Broadly speaking – looking outside of just the insurance industry – if a product can be direct, it will be, Doug Stephens, a Canadian retail industry futurist, suggested during a panel at the NICC Monday in Ottawa.

However, that doesn’t mean there isn’t still room for other (often brick-and-mortar) choices. He gave the example of buying a new computer from Amazon, versus getting the expertise and personal touch of an in-store professional, such as the Apple store “geniuses.”

In his view, two models are poised for success in the coming years.

The “high-fidelity model” offers consumers a very rich, hands-on and service-oriented experience curated to their needs (what Stephens calls a “Ritz Carlton” experience).

The other, the “high-utility” model, offers a plug-and-play, 24/7 experience that requires no hand-holding for customers (such as Amazon).

“What is dying is everything else in the middle,” Stephens said. That means that to remain competitive, brokers need to offer a specialized experience and expertise for consumers.

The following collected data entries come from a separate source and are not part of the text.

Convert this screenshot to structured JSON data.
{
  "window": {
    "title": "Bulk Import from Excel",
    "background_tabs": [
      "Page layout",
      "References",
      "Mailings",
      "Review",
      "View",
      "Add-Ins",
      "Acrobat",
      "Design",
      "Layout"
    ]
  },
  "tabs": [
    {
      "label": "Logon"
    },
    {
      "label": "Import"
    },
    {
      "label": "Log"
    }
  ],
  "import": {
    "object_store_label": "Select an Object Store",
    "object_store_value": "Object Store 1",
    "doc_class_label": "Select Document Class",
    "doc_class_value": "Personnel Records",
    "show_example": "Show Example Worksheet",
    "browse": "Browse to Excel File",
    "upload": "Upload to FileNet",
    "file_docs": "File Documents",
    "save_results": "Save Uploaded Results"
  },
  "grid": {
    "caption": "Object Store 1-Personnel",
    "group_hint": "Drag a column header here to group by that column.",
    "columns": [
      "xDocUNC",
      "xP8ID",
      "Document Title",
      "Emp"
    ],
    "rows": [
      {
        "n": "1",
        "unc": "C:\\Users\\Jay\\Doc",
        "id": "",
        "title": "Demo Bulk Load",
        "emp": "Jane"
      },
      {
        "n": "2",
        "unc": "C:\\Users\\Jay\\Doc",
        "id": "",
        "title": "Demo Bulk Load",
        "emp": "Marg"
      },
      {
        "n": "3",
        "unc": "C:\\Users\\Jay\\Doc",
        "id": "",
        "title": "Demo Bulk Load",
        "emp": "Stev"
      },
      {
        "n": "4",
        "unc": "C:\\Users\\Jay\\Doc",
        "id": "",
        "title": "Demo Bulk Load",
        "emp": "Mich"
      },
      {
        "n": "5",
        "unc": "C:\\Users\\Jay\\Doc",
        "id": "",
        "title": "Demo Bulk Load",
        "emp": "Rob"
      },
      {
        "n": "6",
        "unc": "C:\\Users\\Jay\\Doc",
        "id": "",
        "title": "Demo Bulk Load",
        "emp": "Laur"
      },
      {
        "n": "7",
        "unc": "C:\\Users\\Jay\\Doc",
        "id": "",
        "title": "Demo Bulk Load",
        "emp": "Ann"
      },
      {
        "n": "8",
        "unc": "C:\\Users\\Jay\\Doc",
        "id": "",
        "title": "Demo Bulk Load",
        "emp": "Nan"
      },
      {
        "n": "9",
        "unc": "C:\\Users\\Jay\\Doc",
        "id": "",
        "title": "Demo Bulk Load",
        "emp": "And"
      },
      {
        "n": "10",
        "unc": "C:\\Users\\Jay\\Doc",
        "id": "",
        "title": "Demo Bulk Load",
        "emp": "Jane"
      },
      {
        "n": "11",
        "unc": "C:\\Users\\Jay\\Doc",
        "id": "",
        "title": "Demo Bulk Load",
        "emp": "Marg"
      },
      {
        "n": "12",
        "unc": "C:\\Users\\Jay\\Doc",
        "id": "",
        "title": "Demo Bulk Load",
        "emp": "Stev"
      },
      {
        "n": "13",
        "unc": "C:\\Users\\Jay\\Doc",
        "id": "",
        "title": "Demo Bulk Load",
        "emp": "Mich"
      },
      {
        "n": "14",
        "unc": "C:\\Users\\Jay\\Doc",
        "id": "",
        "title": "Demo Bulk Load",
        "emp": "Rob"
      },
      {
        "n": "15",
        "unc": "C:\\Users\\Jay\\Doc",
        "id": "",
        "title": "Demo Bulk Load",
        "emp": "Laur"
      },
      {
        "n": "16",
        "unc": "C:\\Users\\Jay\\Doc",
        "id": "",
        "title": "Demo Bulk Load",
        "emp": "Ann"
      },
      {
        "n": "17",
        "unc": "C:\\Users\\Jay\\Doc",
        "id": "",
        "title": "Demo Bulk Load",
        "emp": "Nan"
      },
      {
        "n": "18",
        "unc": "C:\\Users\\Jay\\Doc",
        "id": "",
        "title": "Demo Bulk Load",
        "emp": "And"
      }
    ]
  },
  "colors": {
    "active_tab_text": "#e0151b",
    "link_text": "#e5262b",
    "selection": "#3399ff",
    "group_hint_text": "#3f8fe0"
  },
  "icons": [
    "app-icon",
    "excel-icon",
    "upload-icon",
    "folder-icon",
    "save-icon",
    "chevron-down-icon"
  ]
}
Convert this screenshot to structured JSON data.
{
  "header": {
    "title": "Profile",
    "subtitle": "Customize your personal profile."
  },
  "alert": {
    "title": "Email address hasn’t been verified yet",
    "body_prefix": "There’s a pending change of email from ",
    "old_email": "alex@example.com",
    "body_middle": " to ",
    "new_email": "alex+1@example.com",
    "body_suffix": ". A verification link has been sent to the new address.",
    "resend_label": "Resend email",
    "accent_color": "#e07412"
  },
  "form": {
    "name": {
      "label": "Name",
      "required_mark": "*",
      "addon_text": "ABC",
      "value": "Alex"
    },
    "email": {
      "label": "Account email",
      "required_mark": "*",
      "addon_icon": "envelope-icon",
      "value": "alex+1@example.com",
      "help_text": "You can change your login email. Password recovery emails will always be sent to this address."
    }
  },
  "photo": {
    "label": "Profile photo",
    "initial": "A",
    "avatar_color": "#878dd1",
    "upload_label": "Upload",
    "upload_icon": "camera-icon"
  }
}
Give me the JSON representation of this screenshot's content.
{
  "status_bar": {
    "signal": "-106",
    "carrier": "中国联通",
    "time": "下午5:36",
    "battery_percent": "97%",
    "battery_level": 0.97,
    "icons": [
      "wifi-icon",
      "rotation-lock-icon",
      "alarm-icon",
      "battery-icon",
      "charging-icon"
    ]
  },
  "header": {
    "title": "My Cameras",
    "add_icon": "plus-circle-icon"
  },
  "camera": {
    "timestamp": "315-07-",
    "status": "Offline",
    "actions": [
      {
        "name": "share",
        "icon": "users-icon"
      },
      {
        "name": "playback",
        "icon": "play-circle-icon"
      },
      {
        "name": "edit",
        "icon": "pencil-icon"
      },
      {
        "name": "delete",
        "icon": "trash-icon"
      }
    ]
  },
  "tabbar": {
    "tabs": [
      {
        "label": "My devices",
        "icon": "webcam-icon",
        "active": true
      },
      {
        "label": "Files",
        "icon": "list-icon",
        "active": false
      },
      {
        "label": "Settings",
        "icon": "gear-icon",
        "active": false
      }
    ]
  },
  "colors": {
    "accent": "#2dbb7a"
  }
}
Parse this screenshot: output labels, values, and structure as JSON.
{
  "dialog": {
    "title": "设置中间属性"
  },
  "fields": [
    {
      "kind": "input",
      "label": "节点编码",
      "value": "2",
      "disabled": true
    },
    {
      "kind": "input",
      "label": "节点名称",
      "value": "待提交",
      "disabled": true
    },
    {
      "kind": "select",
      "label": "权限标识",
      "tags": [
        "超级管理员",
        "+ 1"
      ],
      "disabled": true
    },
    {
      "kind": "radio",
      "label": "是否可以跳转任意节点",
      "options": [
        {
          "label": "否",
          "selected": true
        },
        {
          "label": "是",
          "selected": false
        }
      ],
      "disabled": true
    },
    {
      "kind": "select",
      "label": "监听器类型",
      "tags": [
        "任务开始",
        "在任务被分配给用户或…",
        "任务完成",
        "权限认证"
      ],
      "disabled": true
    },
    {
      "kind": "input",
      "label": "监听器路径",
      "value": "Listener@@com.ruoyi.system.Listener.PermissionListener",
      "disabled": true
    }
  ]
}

“I think there’s a huge opportunity for brokers in the telematics space,” Randy Carroll, CEO of the Insurance Brokers Association of Ontario, noted during the same panel presentation.

“The consumer needs to understand what that box in their vehicle’s doing,” he said, referring to telematics products.

Apart from that educational opportunity, brokers are already adapting to the demand by consumers to have different ways of interacting and buying insurance, he noted.

The same brokers offering in-office consultations may also be servicing consumers online, he suggested.“You can’t be a one-model-fits all,” he said. “It’s not going to work.”

As options for insurance become more abundant, brokers can act as specialists who can help sift through the abundance of choices available and find what’s best for a customer, Stephens also noted.

However, they are still up against technology, including rate comparison websites, so brokers will have to be extremely proactive, he added.

Expanding beyond telematics and usage-based insurance, driverless cars are another emerging technology set to shake up insurance distribution.

With legislation requiring a driver to still be able to take control of a driverless vehicle, questions emerge as to how insurance would look for those cars, and who might take on the risks involved (the manufacturer or insurers), Stephens noted.

However, eventually, it may be attractive to a consumer to be able to walk into a showroom and buy a vehicle already packaged with insurance, he suggested.

Given the complexity of emerging technologies such as driverless vehicles, there will still be a paramount role for the broker as an intermediary in selling insurance, noted Vincent Vandendael, director of international markets at Lloyd’s of London and another panelist at the NICC Monday.

“I personally believe that the broker will have to reinvent itself,” he said, but added that the first auto insurance developed by Lloyd’s roughly 100 years ago emerged from a broker responding to a new customer need.

In the meantime, while driverless cars evolve to be commercially available, other vehicle technology can create challenges for the industry, Carroll noted.

Safety features becoming more commonplace, such as collision avoidance systems, lane drift warnings and parking assist, will drive severity of claims and frequency of loss down, which will premium down he suggested.

That in turn presents a challenge for both direct insurers and brokers.

“Before we worry about getting to the Jetson stage, I really think we have to try to get our head around how we’re going to manage the same portfolio that we’re managing today – whether it be broker distributed or whether it be direct distributed – with lesser premium,” he said.

The National Insurance Conference of Canada continues in Ottawa Tuesday.